In so many ways, we Jews get messed with. When we claim our tragic past, we are accused of acting like martyrs under false pretense. When we deject our past and rise above all that has befallen us, we are accused of the secret command and control of the world. We are the classic canary in the coalmine but perhaps, not in the way we tend to think. Yes Niemoller’s poem, “First They Came for the Socialists,” is true. Its true for we Jews, and its true for all societal minorities out of power. But I am suggesting that the “canary in the coalmine” means something else. Why did the first coal miner bring a canary into the coal mine in the first place? I imagine perhaps it was because canaries sing. Their bright colors bring light to a dark and airless world. The particular contrast they represent to a claustrophobic, ever-darkening arena is striking. Could it be that the first coal miner brought the canary into the coal mine as a way of both finding but then ultimately stifling inspiration? The canary, like we Jews, stands out. She is, at her core, singing a different tune than is sung so often by the world around her. She is inspiring. And she is intriguing. However, she is intriguing. She sings and sings, bringing joy but also potentially enticing shame. For how dare she sing even once the coal miners’ hums have dissipated with the last shades of light? I wonder if the Jews have been like the canaries. Not barometers of the virulence of hate but as symbols of hope and steadfastness that should have become extinct in the face of so many trials and tribulations. For when we Jews sing, we dare sing of hope and peace and justice and kindness and a God that forgives and wishes only the best for us. Our willingness through the ages to keep singing, to not lose, to not ultimately be defeated, to not allow the spark inside each one of us to cease- this might be what it really means to be the canary in the coalmine.
To those who may take offense at my claim of Jewish suffering, do we not deserve even one day a year to pause and reflect and lament the overwhelmingly catastrophic destructions waged against us? Our claim of our own suffering on especially today, Yom HaShoah, is not only appropriate, it is necessary. We Jews have always committed ourselves to the plights of others. From the very beginning of our story, we are arguing for the sake of strangers. And our God is demanding that even in the face of the suffering of our enemies, while we celebrate our freedom, we are commanded to take no pleasure in their tears. For they too are God’s creations. This, I would argue, is our crucible and perhaps the source of the hatred others had and have for us. Nothing keeps us down! Yes, we have setbacks. Yes, we have suffered and lost mightily. But we keep getting back up. We float like butterflies and sting like bees. And in the end, every time, no matter what, we sing. We keep singing. We keep singing like that damn canary. Because we Jews do have a unique and chosen legacy that we have chosen for ourselves. Time and again, we are the ones who insist that the Messiah will yet come, insisting ironically that we are the ones who will bring him/her.

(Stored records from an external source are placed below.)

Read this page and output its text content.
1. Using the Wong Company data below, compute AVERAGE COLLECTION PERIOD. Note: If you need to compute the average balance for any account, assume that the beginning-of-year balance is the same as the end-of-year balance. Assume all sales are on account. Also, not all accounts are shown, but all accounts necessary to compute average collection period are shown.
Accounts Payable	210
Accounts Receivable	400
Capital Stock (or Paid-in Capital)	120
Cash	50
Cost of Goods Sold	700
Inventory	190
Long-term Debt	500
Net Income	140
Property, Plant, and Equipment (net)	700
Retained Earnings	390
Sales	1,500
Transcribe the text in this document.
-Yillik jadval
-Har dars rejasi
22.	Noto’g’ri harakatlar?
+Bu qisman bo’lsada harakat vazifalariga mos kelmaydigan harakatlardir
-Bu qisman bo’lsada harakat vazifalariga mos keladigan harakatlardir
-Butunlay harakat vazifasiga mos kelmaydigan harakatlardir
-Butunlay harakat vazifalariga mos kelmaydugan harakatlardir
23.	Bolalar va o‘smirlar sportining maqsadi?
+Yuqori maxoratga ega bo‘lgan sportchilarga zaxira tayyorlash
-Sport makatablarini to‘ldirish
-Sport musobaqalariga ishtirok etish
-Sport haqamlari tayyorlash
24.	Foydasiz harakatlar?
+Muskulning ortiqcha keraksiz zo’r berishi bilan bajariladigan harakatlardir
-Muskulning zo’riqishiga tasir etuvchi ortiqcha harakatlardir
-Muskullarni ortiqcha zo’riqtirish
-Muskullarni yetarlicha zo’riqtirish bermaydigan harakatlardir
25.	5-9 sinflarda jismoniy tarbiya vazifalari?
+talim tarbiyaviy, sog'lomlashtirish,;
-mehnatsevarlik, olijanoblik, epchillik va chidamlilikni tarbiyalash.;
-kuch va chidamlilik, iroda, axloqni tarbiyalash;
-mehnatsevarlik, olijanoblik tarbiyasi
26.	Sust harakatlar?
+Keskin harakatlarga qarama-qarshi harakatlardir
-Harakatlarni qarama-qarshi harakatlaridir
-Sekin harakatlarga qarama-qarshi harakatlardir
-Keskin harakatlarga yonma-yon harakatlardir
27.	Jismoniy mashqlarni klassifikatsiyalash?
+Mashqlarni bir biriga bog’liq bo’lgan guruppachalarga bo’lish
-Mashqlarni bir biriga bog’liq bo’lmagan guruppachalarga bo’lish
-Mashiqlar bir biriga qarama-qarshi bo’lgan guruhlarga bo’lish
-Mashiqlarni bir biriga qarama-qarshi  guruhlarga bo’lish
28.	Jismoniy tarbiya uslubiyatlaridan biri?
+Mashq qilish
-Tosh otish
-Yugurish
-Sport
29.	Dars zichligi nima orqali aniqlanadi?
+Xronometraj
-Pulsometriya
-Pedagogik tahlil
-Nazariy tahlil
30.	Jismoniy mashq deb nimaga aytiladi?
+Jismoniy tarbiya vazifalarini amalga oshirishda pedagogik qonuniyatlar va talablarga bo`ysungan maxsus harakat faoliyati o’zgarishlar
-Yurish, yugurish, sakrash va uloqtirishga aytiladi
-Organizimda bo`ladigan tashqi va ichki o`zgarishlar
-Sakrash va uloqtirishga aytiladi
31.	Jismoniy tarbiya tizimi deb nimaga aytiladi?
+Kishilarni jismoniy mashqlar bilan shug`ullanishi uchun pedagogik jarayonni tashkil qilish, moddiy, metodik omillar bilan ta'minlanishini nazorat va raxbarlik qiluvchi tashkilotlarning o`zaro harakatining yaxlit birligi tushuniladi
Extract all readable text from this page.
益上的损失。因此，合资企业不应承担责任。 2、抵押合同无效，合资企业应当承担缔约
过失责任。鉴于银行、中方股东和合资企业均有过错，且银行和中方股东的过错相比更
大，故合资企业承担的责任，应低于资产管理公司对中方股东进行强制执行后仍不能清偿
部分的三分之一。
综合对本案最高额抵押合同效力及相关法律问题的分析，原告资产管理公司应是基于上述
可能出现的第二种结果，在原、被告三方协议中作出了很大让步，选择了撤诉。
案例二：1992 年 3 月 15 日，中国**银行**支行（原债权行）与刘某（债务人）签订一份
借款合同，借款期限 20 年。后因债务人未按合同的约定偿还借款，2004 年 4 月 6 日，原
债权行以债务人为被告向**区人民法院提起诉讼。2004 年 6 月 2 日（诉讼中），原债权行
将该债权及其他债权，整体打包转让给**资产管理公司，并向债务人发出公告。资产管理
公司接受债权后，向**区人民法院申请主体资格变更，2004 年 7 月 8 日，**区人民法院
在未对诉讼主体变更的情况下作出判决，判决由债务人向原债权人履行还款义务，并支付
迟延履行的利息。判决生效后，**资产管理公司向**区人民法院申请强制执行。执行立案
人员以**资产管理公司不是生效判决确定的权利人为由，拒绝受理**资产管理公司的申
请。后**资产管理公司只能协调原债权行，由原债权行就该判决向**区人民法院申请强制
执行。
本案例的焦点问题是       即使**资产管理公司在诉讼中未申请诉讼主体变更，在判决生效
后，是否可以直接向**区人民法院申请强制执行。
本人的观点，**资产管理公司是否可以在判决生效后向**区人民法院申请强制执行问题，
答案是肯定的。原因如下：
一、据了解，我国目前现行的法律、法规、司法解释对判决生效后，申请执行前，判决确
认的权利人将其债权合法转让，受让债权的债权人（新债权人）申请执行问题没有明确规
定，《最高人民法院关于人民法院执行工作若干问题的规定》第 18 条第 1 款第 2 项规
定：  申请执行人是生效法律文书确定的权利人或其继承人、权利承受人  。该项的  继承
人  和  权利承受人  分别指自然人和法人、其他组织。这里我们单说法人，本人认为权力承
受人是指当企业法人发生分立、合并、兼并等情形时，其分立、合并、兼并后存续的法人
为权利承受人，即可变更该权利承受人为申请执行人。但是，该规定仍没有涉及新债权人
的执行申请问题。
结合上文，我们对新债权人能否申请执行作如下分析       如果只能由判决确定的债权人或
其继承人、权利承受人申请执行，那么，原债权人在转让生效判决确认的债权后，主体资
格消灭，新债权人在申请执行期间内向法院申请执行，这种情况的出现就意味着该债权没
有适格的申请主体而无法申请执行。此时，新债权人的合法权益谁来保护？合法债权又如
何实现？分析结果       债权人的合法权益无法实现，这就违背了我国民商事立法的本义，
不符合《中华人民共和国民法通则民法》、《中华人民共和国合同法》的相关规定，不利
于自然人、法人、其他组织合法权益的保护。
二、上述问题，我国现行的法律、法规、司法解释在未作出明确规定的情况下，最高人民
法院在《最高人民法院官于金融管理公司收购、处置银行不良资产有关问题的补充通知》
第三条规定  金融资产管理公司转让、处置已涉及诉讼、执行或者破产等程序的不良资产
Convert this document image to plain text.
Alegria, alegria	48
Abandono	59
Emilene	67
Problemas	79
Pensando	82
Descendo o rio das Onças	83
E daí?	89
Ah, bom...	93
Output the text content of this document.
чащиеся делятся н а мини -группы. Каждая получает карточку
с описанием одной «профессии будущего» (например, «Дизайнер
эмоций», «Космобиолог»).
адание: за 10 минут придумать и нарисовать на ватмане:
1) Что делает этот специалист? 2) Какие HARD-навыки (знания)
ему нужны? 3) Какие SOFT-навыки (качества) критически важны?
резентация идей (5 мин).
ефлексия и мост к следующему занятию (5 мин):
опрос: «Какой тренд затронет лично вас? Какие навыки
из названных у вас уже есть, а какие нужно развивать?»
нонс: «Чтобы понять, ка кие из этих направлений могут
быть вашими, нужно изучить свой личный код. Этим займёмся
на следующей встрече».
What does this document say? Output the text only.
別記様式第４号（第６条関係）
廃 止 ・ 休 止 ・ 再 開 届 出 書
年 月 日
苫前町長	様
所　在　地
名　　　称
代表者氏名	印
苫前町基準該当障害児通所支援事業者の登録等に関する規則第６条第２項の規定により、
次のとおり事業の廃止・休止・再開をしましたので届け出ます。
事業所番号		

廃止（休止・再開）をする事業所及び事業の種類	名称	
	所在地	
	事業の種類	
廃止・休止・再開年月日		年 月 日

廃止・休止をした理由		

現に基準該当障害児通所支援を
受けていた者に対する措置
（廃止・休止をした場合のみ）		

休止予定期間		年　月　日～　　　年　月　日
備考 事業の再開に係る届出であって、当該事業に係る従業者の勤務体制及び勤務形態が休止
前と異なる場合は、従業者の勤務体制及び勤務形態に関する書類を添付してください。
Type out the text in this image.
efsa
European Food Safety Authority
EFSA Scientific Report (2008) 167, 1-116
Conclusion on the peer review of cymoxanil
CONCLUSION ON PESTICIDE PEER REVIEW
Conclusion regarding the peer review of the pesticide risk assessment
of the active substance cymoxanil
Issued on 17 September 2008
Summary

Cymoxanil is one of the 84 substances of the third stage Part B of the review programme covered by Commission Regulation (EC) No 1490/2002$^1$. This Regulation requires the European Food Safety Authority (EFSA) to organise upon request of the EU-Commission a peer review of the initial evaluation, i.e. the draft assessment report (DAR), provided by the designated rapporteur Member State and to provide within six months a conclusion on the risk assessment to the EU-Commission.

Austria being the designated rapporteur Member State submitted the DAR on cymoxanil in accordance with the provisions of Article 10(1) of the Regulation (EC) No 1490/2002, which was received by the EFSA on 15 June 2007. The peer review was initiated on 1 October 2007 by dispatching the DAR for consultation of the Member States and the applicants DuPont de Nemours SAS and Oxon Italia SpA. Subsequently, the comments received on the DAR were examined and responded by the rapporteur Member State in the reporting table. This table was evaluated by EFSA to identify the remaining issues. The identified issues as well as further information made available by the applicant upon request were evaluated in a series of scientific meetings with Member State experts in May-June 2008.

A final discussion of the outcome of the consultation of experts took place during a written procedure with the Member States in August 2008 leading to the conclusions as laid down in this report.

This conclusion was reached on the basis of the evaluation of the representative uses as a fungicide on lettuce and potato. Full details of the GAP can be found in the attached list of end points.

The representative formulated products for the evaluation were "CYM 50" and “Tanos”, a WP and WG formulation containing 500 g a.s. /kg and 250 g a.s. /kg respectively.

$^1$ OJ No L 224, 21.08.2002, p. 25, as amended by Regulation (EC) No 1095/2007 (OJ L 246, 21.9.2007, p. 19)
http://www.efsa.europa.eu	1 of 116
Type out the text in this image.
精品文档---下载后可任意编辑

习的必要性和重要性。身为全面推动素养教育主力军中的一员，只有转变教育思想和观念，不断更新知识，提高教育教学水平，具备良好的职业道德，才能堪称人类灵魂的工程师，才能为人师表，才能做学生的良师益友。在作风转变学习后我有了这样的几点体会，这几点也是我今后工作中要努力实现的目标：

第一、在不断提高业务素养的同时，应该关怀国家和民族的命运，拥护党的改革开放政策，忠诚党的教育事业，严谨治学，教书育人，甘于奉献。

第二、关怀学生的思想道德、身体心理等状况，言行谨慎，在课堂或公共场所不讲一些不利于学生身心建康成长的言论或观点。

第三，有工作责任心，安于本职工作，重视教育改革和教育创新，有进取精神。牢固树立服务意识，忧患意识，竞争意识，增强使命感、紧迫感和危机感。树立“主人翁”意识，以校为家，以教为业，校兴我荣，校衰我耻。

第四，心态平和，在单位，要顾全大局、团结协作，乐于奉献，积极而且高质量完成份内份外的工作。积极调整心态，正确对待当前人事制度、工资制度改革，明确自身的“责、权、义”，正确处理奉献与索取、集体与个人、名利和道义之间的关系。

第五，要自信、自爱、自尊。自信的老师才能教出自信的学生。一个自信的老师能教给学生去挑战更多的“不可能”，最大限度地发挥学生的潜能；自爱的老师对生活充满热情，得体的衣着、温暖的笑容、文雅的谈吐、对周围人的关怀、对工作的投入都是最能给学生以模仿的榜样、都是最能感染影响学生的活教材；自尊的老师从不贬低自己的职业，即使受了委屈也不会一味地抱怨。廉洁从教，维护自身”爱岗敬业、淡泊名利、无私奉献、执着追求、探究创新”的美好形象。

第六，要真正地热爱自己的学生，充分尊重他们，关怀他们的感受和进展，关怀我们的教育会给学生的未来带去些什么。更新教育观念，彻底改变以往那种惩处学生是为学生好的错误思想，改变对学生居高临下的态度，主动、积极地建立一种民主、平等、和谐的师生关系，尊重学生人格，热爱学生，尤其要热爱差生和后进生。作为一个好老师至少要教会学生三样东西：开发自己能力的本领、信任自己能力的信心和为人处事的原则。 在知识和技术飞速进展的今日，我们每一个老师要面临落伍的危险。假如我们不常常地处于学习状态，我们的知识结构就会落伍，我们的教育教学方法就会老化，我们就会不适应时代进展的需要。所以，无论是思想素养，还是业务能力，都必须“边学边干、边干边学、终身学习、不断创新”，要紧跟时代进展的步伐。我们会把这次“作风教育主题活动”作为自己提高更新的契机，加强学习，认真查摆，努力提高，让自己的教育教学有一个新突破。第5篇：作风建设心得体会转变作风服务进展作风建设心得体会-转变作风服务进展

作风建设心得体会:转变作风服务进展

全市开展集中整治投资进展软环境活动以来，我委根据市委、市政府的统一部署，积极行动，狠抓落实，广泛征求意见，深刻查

So today, for just a few moments, allow yourself the “privilege” of being associated and connected and claimed by a people whose very existence is a miracle. And in light of all the darkness that has beset us through the generations, sing! Sing of hope, sing of peace, sing Jewish songs or secular songs. Sing with your friends, with your family, with your neighbors, your students. Sing! Song is the reminder that when we lift up our voices, we lift up our hearts and our eyes and we know that we have survived.